Pfff ce qu’il détestait ce jeu. Une fois de plus il se retrouvait tout seul et les autres devaient déjà former une coalition pour se liguer contre lui et le tuer. Il fallait toujours qu’il soit le premier à perdre. À huit ans on est cruel, après aussi d’ailleurs, mais de manière plus vicieuse. Stan avait l’age des moqueries directes, des coups de poing dans le ventre et des jets de sables dans les yeux et la bouche. C’était aussi l’age des batailles rangées dans les bois. Tout le monde se séparait et on fait « PAN PAN ! » avec des bouts de bois plus ou moins proches d’un pistolet ou d’un fusil. Quand on se faisait surprendre on jouait le jeu, on était mort et on attendait que les autres aient fini. Les règles n’était pas bien fixées, on pouvait parfois lancer des grenades en pomme de pin et souvent on courrait comme un dératé en prétendant esquiver les balles imaginaires.
Comme à chaque fois, Julien avait fait le malin. La fois d’avant il avait exhibé une cartouchière que son père, militaire, lui avait généreusement donné. Il la portait en travers du buste par dessus son blouson en jean kaki trop grand et avait glissé un bonbon dans chaque emplacement de balle. Il achetait grâce à ses sucrerie des « vies » auprès de ses assassins du jour pour s’assurer la victoire.
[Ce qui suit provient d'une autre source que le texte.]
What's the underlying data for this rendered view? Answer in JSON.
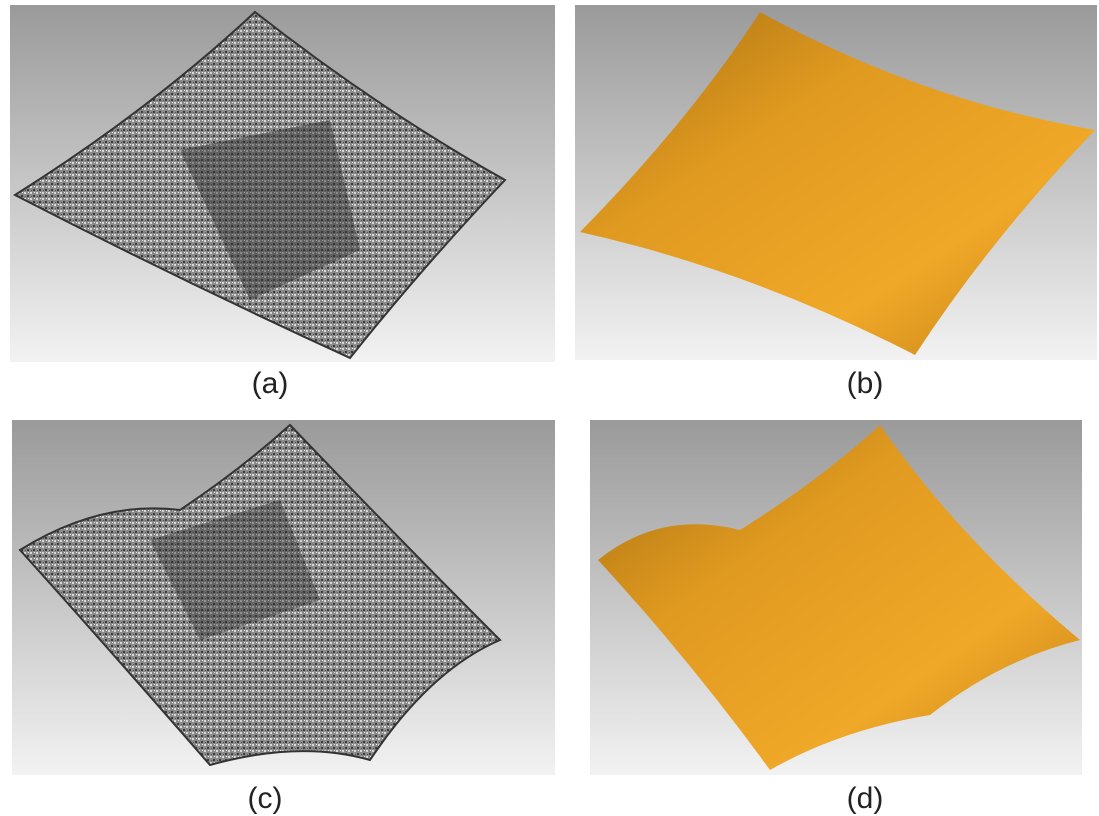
{
  "panels": [
    {
      "label": "(a)"
    },
    {
      "label": "(b)"
    },
    {
      "label": "(c)"
    },
    {
      "label": "(d)"
    }
  ]
}
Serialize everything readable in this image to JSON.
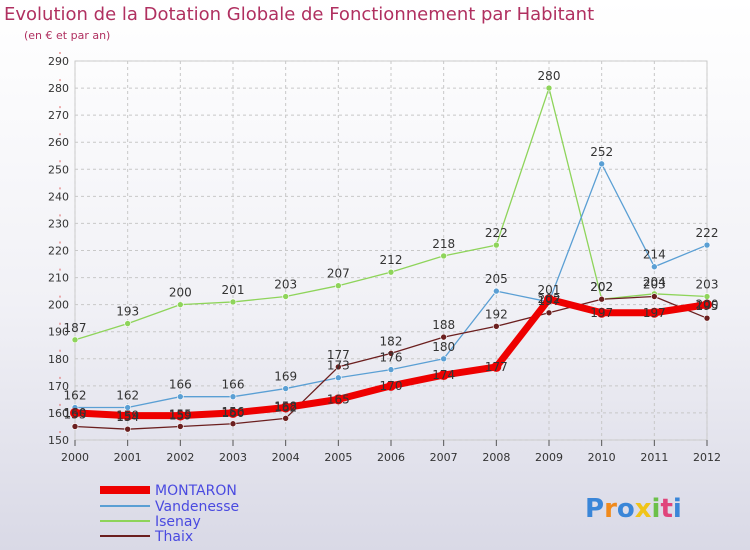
{
  "title": "Evolution de la Dotation Globale de Fonctionnement par Habitant",
  "subtitle": "(en € et par an)",
  "logo_text": "Proxiti",
  "chart_data": {
    "type": "line",
    "x": [
      "2000",
      "2001",
      "2002",
      "2003",
      "2004",
      "2005",
      "2006",
      "2007",
      "2008",
      "2009",
      "2010",
      "2011",
      "2012"
    ],
    "ylim": [
      150,
      290
    ],
    "yticks": [
      150,
      160,
      170,
      180,
      190,
      200,
      210,
      220,
      230,
      240,
      250,
      260,
      270,
      280,
      290
    ],
    "grid": true,
    "legend_position": "bottom-left",
    "series": [
      {
        "name": "MONTARON",
        "color": "#ee0000",
        "values": [
          160,
          159,
          159,
          160,
          162,
          165,
          170,
          174,
          177,
          202,
          197,
          197,
          200
        ]
      },
      {
        "name": "Vandenesse",
        "color": "#5a9fd4",
        "values": [
          162,
          162,
          166,
          166,
          169,
          173,
          176,
          180,
          205,
          201,
          252,
          214,
          222
        ]
      },
      {
        "name": "Isenay",
        "color": "#8ed45a",
        "values": [
          187,
          193,
          200,
          201,
          203,
          207,
          212,
          218,
          222,
          280,
          202,
          204,
          203
        ]
      },
      {
        "name": "Thaix",
        "color": "#6b1f1f",
        "values": [
          155,
          154,
          155,
          156,
          158,
          177,
          182,
          188,
          192,
          197,
          202,
          203,
          195
        ]
      }
    ]
  }
}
Aujourd’hui c’était un Opinel qu’il avait apporté. Son cadeau d’anniversaire. Maintenant c’était un homme et un homme doit toujours avoir une lame sur lui avait dit son père. Dans sa main d’enfant le couteau ressemblant plus à une dague qu’autre chose. Chacun l’avait eue entre les mains le temps de l’ouvrir et le fermer, le plus souvent avec difficulté. Puis il avait commencé à tailler son bâton avec de grands gestes saccadés pour en retirer l’écorce. Il avait promis de laisser le gagnant tailler son arme avec le couteau. Stan voulait gagner cette fois mais il espérait bien garder l’Opinel pour lui.
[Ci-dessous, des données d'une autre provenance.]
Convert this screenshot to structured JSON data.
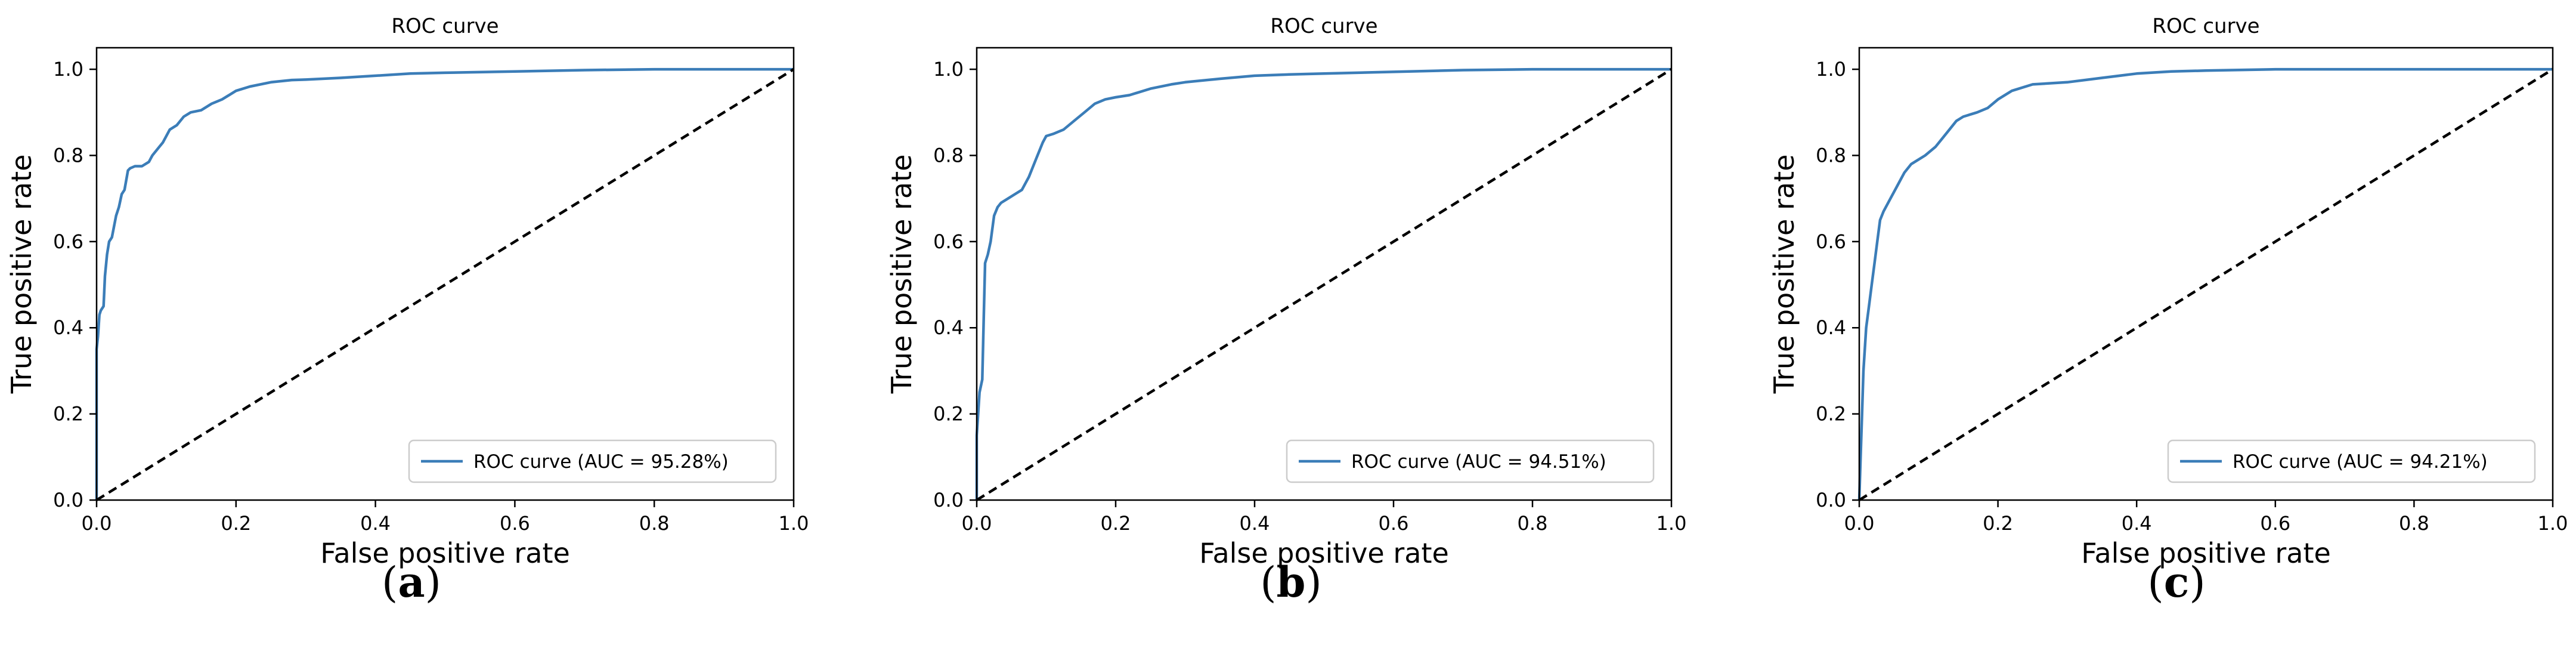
{
  "colors": {
    "roc_line": "#3b7db8",
    "diagonal": "#000000",
    "axis": "#000000",
    "legend_border": "#cccccc"
  },
  "chart_data": [
    {
      "type": "line",
      "panel": "a",
      "caption_letter": "a",
      "title": "ROC curve",
      "xlabel": "False positive rate",
      "ylabel": "True positive rate",
      "xlim": [
        0,
        1
      ],
      "ylim": [
        0,
        1.05
      ],
      "xticks": [
        0,
        0.2,
        0.4,
        0.6,
        0.8,
        1.0
      ],
      "xtick_labels": [
        "0.0",
        "0.2",
        "0.4",
        "0.6",
        "0.8",
        "1.0"
      ],
      "yticks": [
        0,
        0.2,
        0.4,
        0.6,
        0.8,
        1.0
      ],
      "ytick_labels": [
        "0.0",
        "0.2",
        "0.4",
        "0.6",
        "0.8",
        "1.0"
      ],
      "legend_position": "lower-right",
      "series": [
        {
          "name": "ROC curve (AUC = 95.28%)",
          "style": "solid",
          "x": [
            0,
            0,
            0.002,
            0.004,
            0.006,
            0.01,
            0.012,
            0.015,
            0.018,
            0.022,
            0.028,
            0.032,
            0.036,
            0.04,
            0.045,
            0.048,
            0.055,
            0.065,
            0.075,
            0.08,
            0.09,
            0.095,
            0.105,
            0.115,
            0.125,
            0.135,
            0.15,
            0.165,
            0.18,
            0.19,
            0.2,
            0.22,
            0.25,
            0.28,
            0.3,
            0.35,
            0.4,
            0.45,
            0.5,
            0.6,
            0.7,
            0.8,
            0.9,
            1.0
          ],
          "y": [
            0,
            0.35,
            0.38,
            0.43,
            0.44,
            0.45,
            0.52,
            0.57,
            0.6,
            0.61,
            0.66,
            0.68,
            0.71,
            0.72,
            0.765,
            0.77,
            0.775,
            0.775,
            0.785,
            0.8,
            0.82,
            0.83,
            0.86,
            0.87,
            0.89,
            0.9,
            0.905,
            0.92,
            0.93,
            0.94,
            0.95,
            0.96,
            0.97,
            0.975,
            0.976,
            0.98,
            0.985,
            0.99,
            0.992,
            0.995,
            0.998,
            1.0,
            1.0,
            1.0
          ]
        },
        {
          "name": "",
          "style": "dashed",
          "x": [
            0,
            1
          ],
          "y": [
            0,
            1
          ]
        }
      ]
    },
    {
      "type": "line",
      "panel": "b",
      "caption_letter": "b",
      "title": "ROC curve",
      "xlabel": "False positive rate",
      "ylabel": "True positive rate",
      "xlim": [
        0,
        1
      ],
      "ylim": [
        0,
        1.05
      ],
      "xticks": [
        0,
        0.2,
        0.4,
        0.6,
        0.8,
        1.0
      ],
      "xtick_labels": [
        "0.0",
        "0.2",
        "0.4",
        "0.6",
        "0.8",
        "1.0"
      ],
      "yticks": [
        0,
        0.2,
        0.4,
        0.6,
        0.8,
        1.0
      ],
      "ytick_labels": [
        "0.0",
        "0.2",
        "0.4",
        "0.6",
        "0.8",
        "1.0"
      ],
      "legend_position": "lower-right",
      "series": [
        {
          "name": "ROC curve (AUC = 94.51%)",
          "style": "solid",
          "x": [
            0,
            0,
            0.004,
            0.008,
            0.01,
            0.012,
            0.016,
            0.02,
            0.025,
            0.03,
            0.035,
            0.045,
            0.055,
            0.065,
            0.075,
            0.085,
            0.095,
            0.1,
            0.11,
            0.125,
            0.14,
            0.155,
            0.17,
            0.185,
            0.2,
            0.22,
            0.25,
            0.28,
            0.3,
            0.35,
            0.4,
            0.45,
            0.5,
            0.6,
            0.7,
            0.8,
            0.9,
            1.0
          ],
          "y": [
            0,
            0.15,
            0.25,
            0.28,
            0.42,
            0.55,
            0.57,
            0.6,
            0.66,
            0.68,
            0.69,
            0.7,
            0.71,
            0.72,
            0.75,
            0.79,
            0.83,
            0.845,
            0.85,
            0.86,
            0.88,
            0.9,
            0.92,
            0.93,
            0.935,
            0.94,
            0.955,
            0.965,
            0.97,
            0.978,
            0.985,
            0.988,
            0.99,
            0.994,
            0.998,
            1.0,
            1.0,
            1.0
          ]
        },
        {
          "name": "",
          "style": "dashed",
          "x": [
            0,
            1
          ],
          "y": [
            0,
            1
          ]
        }
      ]
    },
    {
      "type": "line",
      "panel": "c",
      "caption_letter": "c",
      "title": "ROC curve",
      "xlabel": "False positive rate",
      "ylabel": "True positive rate",
      "xlim": [
        0,
        1
      ],
      "ylim": [
        0,
        1.05
      ],
      "xticks": [
        0,
        0.2,
        0.4,
        0.6,
        0.8,
        1.0
      ],
      "xtick_labels": [
        "0.0",
        "0.2",
        "0.4",
        "0.6",
        "0.8",
        "1.0"
      ],
      "yticks": [
        0,
        0.2,
        0.4,
        0.6,
        0.8,
        1.0
      ],
      "ytick_labels": [
        "0.0",
        "0.2",
        "0.4",
        "0.6",
        "0.8",
        "1.0"
      ],
      "legend_position": "lower-right",
      "series": [
        {
          "name": "ROC curve (AUC = 94.21%)",
          "style": "solid",
          "x": [
            0,
            0.002,
            0.004,
            0.006,
            0.01,
            0.014,
            0.018,
            0.022,
            0.026,
            0.03,
            0.035,
            0.045,
            0.055,
            0.065,
            0.075,
            0.085,
            0.095,
            0.11,
            0.12,
            0.13,
            0.14,
            0.15,
            0.17,
            0.185,
            0.2,
            0.22,
            0.25,
            0.3,
            0.35,
            0.4,
            0.45,
            0.5,
            0.6,
            0.7,
            0.8,
            0.9,
            1.0
          ],
          "y": [
            0,
            0.1,
            0.2,
            0.3,
            0.4,
            0.45,
            0.5,
            0.55,
            0.6,
            0.65,
            0.67,
            0.7,
            0.73,
            0.76,
            0.78,
            0.79,
            0.8,
            0.82,
            0.84,
            0.86,
            0.88,
            0.89,
            0.9,
            0.91,
            0.93,
            0.95,
            0.965,
            0.97,
            0.98,
            0.99,
            0.995,
            0.997,
            1.0,
            1.0,
            1.0,
            1.0,
            1.0
          ]
        },
        {
          "name": "",
          "style": "dashed",
          "x": [
            0,
            1
          ],
          "y": [
            0,
            1
          ]
        }
      ]
    }
  ]
}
Allongé dans les feuilles mortes, il attendait patiemment qu’un de ses copains passe pour lui tirer dans le dos. Il avait déjà vu passer les jumeaux mais ces derniers étaient inattaquables seul puisqu’ils prenaient un malin plaisir à marcher dos à dos chacun équipés de double virgules de marronnier qu’ils arboraient comme des paires de Colt. Stan commençait à avoir froid. L’automne était bien avancé et l’humidité du soir arrivait brusquement, rapidement accompagnée par la nuit. Il allait se relevé quand il entendit les pas de Julien. Celui-ci n’avait pas l’air très pris par le jeu, il fouettait le sol avec des larmes de saule pleureur en faisant des moulinets. Son fusil coincé dans le dos sous la cartouchière; il était à sa merci. Stan laissa passer quelques secondes, saisit son propre fusil de fortune(Une branche tordue de frêne aussi longue que ses jambes), se redressa et fermant un oeil pour mieux viser, lança à plein poumon un BANG en direction de Julien. Celui-ci n’eut pas l’occasion de se retourner pour lancer son habituel « Ratééé ! ». Il n’y eut aucun bruit. Pourtant, le côté gauche de sa tête vola en éclat dans une gerbe de sang, de cheveux et d’os. Puis Julien plia les genoux et tomba face contre terre. Il tenait encore ses spaghettis de saule dans chaque mains. Stan était resté paralysé dans sa position de tir. Il finit par ouvrir son oeil et décoller sa tempe du bâton. À dix pas de lui le corps de Julien reposait presque invisible parmi les feuilles et les fougères. Une traînée de cerveau semblable à un jet de confettis de gelé rose pâle formait une langue abominable sur le sol. Il se rapprocha du corps certain de faire un mauvais rêve. De près la scène était encore plus réelle. Il eut un haut-le-coeur et détourna les yeux. Quand il regarda de nouveau, la première chose qu’il vit était le couteau sagement rangé dans la poche arrière de son pantalon. D’un seul coup la panique s’envola. Il saisit l’Opinel et le planta dans sa propre poche. Les jumeaux ou quelqu’un d’autre n’allait pas tarder à repasser par ici. Stan serra fermement son morceau de bois et parti à la chasse de ses amis.